The 2017 update to Vanguard’s report hasn’t been released yet, but even if it shows increased uptake of SRI options, participation is unlikely to approach the growth reported in the USSIF survey. So, what’s behind the discrepancy between overall and DC plan SRI-adoption? I recently asked Jason Shapiro, a senior defined contribution investment consultant at Willis Towers Watson in New York City, to share his insights on this topic. In addition to working directly with plan sponsors, Shapiro sits on the firm’s contribution steering committee, a role that gives him insight into Willis Towers Watson’s broader clientele.
Barriers to Adoption
Shapiro believes several factors have slowed ESG/SRI options’ adoption. The Department of Labor’s (DOL) 2008 cautionary guidance on ESG investments appeared to discourage sponsors, even if that result was unintended. An updated 2015 DOL interpretive bulletin clarified the guidance, which could lead to greater adoption, but the regulations create an “additional layer of considerations when thinking about ESG,” he says.
A second barrier has been accommodating participants’ variety of preferences for ESG/SRI focus. For example, one group of employees might be interested in environmental causes while another cohort is concerned with corporations’ governance practices. Should a sponsor offer funds that work to counter climate change or those advocating for U.S. businesses to pay higher wages in countries to which they’ve outsourced production?
The Self-Directed Option
Although a single ESG/SRI fund can focus on multiple themes, it’s difficult to accommodate participants’ differing values and preferences without offering multiple investment options. A proliferation of funds runs counter to the current trend of streamlining plans menus, Shapiro notes, and many sponsors are hesitant to increase the number of core offerings. “If you were going to use the core lineup there are a number of decision points which you’d have to answer,” he says. “Do you go active or passive? Do you have an equity-only option or do you have ESG, social or economically targeted investments in multiple asset classes, [where] again, you worry about the number of options that you’d end up with. What are your selection criteria? Are there asset misallocation considerations when you think about participant behavior?”
One solution gaining traction with sponsors is to offer a self-directed brokerage account within the plan. That option can give participants access to multiple ESG/SRI investments on the provider’s platform without bulking up the plan’s core lineup. Willis Towers Watson’s latest research finds that 34 percent of plans now offer these accounts.

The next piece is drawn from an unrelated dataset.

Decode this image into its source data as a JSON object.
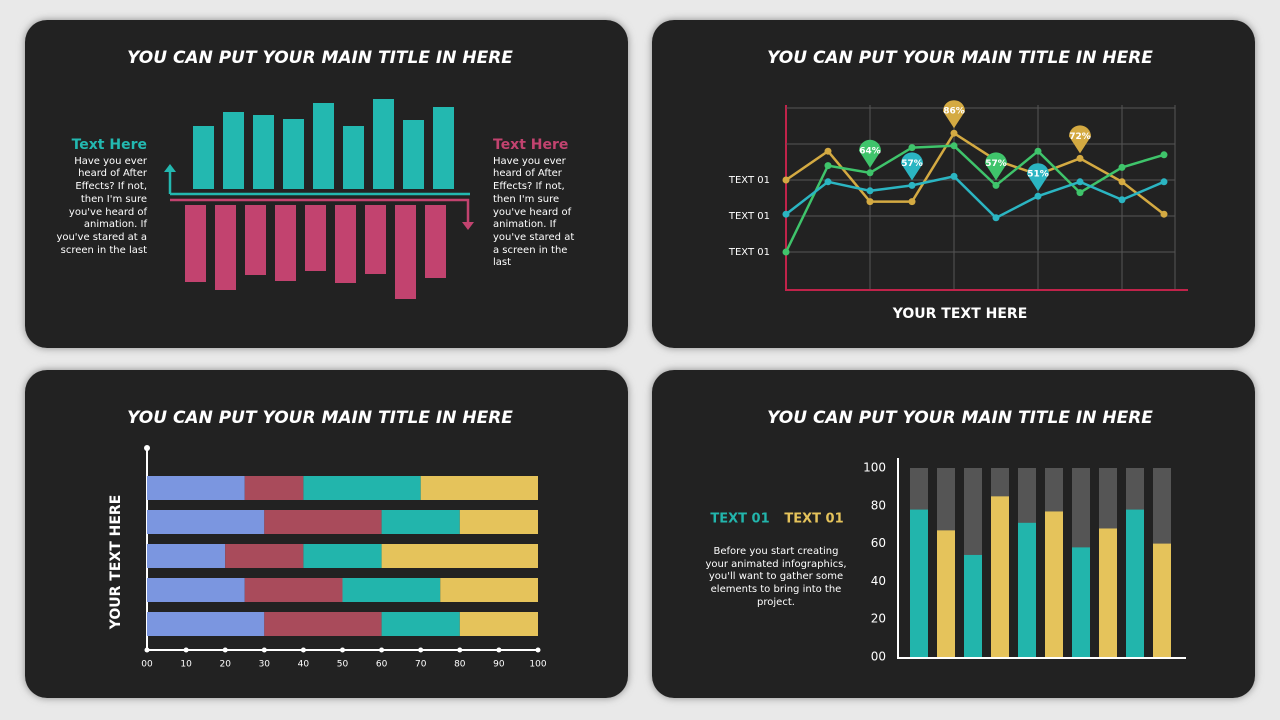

Instead of approaching the ESG/SRI-option decision solely from a personal values perspective, framing it as a financial value decision offers more potential for increased adoption because the sustainability focus offers return opportunities, he adds. “Certainly, [you] can make a case that those companies [with] an ESG framework, thinking about long-term sustainability can potentially be said to have a competitive business advantage,” he says.
The research on corporate financial and investment results supports Shapiro’s contention. Numerous studies have found that sustainable investing does not diminish performance increase risk compared to traditional strategies. Some studies have found that a corporate focus on sustainability improves financial results and the investment risk-return trade-off. The USSIF Performance & SRI webpage provides links to many of these studies.
Considering the ESG/SRI option from a combined investment and values perspective could increase sponsors’ and participants’ interest, says Shapiro. “When that ties into your investment beliefs and you as a sponsor or investor can see the financial value in that, then you can really start to integrate these types of considerations into your current investment process. I think that may be a nice meeting place for defined contribution.”